Setelah mendapat jawaban anggukan dari Reino, Juan kembali ke tempatnya meracik kopi. Berbaur dengan pegawai yang lain.
Hujan di luar masih saja turun, seolah awan tak mampu lagi membendung air yang ia serap dari bumi. Reino mematikan puntung rokok yang tinggal seujung jari ke dalam asbak di atas meja. Ia lantas melirik jam tangannya, masih pukul empat. Ia lantas menyambar kunci mobilnya dan berjalan keluar kedai, pulang.
****
Jalanan nampak ramai saat akhir pekan seperti ini, meski hujan masih saja mengguyur kota yang ditinggali Reino. Ia tinggal di kota yang sumpek ini sudah sejak dari bangku kuliahnya. Sedari kecil ia tinggal dengan ayah dan ibu tiri. Orang tua kandungnya sudah lama bercerai dan ia ditinggalkan oleh ibunya sejak ia masih di bangku SD. Ibunya pergi karena tak kuat dengan perilaku mabuk-mabukan ayahnya. Tak lama berselang perceraian, ayahnya membawa pulang seorang wanita sexy, untuk menggantikan posisi ibunya. Alih-alih Reino berharap mendapatkan kasih sayang seorang ibu, ia malah diperlakukan oleh ibu tirinya sangat kasar. Dan puncak dari perlakuan kasarnya adalah saat usia beranjak SMP dengan menempelkan besi panas pada punggungnya. Reino malangpun akhirnya kabur ke kota besar mencari perlindungan dari kekejaman ibu tirinya. Terseok-seok ia hidup di jalanan sebagai gembel mencari penghidupan yang layak untuknya bertahan hidup. Bisa makan dua kali sehari adalah kemewahan baginya.
Beruntungnya nasib baik menghampiri hidupnya, sehinga perlahan ia bisa menata kehidupannya hingga sampai ia bisa menamatkan sekolah dan meraup pundi-pundi uang untuk melebarkan bisnisnya. Saat ia bisa menata kehidupannya, terdengar kabar dari kampungnya bahwa orang tuanya mengalami kecelakaan.

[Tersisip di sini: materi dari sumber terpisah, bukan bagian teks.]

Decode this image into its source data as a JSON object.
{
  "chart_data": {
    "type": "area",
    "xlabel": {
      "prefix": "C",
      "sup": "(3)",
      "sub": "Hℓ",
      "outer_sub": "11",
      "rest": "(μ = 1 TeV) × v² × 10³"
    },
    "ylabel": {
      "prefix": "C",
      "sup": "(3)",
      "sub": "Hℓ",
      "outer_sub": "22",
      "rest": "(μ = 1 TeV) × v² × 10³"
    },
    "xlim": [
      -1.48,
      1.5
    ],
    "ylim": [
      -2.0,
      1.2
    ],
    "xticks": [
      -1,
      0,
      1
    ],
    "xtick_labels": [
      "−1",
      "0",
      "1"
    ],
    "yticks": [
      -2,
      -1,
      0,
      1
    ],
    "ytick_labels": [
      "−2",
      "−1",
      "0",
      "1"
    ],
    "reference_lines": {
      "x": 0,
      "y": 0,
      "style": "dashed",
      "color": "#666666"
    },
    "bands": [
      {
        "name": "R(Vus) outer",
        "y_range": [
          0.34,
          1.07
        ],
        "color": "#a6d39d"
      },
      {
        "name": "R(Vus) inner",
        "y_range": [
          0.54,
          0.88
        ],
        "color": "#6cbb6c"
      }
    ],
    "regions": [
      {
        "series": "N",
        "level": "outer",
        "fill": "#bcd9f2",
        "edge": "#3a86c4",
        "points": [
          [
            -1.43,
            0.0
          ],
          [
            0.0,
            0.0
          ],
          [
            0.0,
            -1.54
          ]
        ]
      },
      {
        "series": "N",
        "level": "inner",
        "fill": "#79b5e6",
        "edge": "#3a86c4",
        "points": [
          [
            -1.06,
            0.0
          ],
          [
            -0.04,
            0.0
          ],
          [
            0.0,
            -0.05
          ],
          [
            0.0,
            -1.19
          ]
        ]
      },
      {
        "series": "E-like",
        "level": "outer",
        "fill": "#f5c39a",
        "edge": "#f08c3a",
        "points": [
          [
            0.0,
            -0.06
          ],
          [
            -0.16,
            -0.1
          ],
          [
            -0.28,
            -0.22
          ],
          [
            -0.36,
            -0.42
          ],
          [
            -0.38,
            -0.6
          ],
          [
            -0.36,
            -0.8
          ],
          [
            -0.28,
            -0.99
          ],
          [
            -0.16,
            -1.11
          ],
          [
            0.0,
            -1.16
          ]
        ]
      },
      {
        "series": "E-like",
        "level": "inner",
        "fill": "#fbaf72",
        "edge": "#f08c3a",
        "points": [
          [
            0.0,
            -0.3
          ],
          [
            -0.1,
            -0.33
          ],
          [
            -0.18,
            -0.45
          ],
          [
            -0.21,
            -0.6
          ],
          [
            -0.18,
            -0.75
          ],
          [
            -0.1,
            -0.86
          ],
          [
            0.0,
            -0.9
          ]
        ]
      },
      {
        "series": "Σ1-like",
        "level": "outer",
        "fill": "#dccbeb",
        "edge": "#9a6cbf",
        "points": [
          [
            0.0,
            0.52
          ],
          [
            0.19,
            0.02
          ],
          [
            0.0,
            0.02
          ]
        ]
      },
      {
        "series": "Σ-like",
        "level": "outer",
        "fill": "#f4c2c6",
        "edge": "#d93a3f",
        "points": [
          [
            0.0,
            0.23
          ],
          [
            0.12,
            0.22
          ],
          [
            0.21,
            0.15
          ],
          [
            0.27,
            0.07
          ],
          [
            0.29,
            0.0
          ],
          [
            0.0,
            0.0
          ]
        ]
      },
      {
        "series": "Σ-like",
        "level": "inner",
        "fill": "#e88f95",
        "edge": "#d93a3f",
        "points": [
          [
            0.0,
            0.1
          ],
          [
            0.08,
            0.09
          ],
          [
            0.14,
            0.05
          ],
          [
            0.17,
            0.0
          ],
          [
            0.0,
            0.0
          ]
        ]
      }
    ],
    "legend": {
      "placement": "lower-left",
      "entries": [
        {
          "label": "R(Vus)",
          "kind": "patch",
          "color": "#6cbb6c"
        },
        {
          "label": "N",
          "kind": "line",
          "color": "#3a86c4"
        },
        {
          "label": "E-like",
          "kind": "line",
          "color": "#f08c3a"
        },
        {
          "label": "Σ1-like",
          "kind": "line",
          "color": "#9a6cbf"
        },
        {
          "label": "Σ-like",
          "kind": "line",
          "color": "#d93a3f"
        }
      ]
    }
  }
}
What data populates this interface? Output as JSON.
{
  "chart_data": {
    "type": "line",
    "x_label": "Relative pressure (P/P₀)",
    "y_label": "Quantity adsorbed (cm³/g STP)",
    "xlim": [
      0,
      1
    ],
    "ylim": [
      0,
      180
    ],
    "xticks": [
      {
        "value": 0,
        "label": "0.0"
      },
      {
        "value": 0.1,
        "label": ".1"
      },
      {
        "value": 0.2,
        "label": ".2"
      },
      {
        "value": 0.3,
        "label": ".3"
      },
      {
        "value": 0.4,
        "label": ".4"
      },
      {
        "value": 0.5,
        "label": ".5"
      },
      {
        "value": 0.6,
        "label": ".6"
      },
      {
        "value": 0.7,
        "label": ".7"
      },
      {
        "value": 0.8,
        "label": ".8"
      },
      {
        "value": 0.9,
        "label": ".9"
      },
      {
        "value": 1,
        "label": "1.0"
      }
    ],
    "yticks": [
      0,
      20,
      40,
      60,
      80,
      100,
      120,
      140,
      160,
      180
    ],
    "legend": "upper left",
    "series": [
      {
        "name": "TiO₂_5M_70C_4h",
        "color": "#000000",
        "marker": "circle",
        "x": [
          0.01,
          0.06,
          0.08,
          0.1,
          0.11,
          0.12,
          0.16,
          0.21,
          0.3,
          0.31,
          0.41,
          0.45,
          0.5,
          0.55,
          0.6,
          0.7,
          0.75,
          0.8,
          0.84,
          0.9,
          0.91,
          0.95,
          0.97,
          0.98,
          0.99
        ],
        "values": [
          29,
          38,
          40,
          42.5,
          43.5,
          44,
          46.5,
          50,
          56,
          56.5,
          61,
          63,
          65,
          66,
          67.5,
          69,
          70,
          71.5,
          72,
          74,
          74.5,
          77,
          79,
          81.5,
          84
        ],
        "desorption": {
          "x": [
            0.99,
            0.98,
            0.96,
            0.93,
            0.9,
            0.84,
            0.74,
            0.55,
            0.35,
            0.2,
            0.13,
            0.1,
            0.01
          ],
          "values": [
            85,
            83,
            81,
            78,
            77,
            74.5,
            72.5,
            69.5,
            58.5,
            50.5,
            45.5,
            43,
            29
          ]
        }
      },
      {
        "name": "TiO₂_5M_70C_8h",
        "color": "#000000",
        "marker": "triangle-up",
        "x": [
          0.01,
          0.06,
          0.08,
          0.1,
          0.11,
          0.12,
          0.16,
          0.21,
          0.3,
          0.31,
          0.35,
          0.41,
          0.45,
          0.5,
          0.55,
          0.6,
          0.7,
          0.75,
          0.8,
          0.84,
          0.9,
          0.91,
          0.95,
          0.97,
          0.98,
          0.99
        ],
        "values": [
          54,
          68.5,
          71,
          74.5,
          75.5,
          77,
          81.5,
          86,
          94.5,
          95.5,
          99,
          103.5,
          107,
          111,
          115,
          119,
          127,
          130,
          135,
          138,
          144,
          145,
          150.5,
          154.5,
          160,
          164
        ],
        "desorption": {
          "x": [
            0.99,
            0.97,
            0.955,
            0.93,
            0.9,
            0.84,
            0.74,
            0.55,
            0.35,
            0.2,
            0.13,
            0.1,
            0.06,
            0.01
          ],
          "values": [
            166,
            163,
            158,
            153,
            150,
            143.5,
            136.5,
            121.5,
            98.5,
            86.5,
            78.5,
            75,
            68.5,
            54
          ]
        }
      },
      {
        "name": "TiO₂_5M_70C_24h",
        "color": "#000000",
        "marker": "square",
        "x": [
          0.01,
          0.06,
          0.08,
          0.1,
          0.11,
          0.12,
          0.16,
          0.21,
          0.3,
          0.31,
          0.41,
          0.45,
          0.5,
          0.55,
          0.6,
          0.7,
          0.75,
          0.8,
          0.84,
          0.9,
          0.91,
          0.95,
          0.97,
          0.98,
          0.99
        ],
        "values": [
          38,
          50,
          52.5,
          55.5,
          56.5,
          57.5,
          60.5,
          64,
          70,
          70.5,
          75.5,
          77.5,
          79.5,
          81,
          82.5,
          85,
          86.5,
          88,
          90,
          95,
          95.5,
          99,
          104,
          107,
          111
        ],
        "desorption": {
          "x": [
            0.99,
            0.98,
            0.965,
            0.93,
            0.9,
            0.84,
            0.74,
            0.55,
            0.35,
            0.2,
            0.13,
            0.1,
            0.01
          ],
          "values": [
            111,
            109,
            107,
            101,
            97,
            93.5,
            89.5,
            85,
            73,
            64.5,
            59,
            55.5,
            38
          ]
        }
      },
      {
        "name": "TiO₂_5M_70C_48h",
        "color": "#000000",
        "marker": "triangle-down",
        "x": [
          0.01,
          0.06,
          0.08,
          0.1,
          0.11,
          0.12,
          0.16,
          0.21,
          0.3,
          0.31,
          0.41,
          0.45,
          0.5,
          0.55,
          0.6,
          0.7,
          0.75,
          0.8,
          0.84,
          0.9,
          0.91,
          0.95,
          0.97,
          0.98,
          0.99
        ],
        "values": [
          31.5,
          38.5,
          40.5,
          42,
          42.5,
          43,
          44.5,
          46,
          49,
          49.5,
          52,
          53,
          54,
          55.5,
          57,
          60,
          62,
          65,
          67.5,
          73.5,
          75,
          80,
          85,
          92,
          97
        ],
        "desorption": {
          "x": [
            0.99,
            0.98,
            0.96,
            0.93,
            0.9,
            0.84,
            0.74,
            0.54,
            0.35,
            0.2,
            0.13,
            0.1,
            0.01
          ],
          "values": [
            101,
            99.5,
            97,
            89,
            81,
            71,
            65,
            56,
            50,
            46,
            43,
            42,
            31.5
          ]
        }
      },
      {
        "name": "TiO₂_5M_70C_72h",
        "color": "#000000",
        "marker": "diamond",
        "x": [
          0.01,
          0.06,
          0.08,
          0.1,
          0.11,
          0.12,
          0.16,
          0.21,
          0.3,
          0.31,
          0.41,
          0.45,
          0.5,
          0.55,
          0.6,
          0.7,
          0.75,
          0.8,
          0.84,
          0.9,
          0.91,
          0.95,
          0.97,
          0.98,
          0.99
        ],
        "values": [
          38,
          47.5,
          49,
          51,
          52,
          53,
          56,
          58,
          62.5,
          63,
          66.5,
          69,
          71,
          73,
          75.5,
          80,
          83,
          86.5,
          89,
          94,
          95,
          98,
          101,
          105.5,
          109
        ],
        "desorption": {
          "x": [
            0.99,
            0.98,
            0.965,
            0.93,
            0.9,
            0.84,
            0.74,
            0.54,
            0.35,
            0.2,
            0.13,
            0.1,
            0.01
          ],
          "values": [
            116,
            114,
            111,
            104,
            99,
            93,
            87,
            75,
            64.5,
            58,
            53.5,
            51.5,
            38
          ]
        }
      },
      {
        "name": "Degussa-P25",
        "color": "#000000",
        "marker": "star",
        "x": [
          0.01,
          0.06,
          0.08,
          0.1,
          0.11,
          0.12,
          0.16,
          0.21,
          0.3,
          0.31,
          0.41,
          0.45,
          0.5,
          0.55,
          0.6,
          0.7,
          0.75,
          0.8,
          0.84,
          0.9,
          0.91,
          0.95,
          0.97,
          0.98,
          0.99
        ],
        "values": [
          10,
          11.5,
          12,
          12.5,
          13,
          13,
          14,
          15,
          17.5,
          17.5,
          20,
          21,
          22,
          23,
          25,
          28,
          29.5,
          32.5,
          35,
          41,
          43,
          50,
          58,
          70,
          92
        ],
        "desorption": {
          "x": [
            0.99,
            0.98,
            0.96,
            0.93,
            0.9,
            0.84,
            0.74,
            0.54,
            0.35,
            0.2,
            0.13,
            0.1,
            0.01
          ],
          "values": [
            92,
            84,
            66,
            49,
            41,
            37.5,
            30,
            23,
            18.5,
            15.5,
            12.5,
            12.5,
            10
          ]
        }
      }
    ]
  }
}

Ada sebersit rasa sedih tapi lebih banyak luka hatinya yang menutup hati nuraninya. Ia bersyukur wanita jahat itu tewas mengenaskan di jalanan. Seperti kopi hitam nan pahit, tak perlu dibandingkan lagi hidupnya. Ia menenggelamkan kenangan buruknya seolah menenggelamkannya ke dasar cangkir kopi hitam yang biasa ia minum, pahit tapi itulah hidupnya. It's just a cup of coffe tak perlu dikenang rasa pahitnya.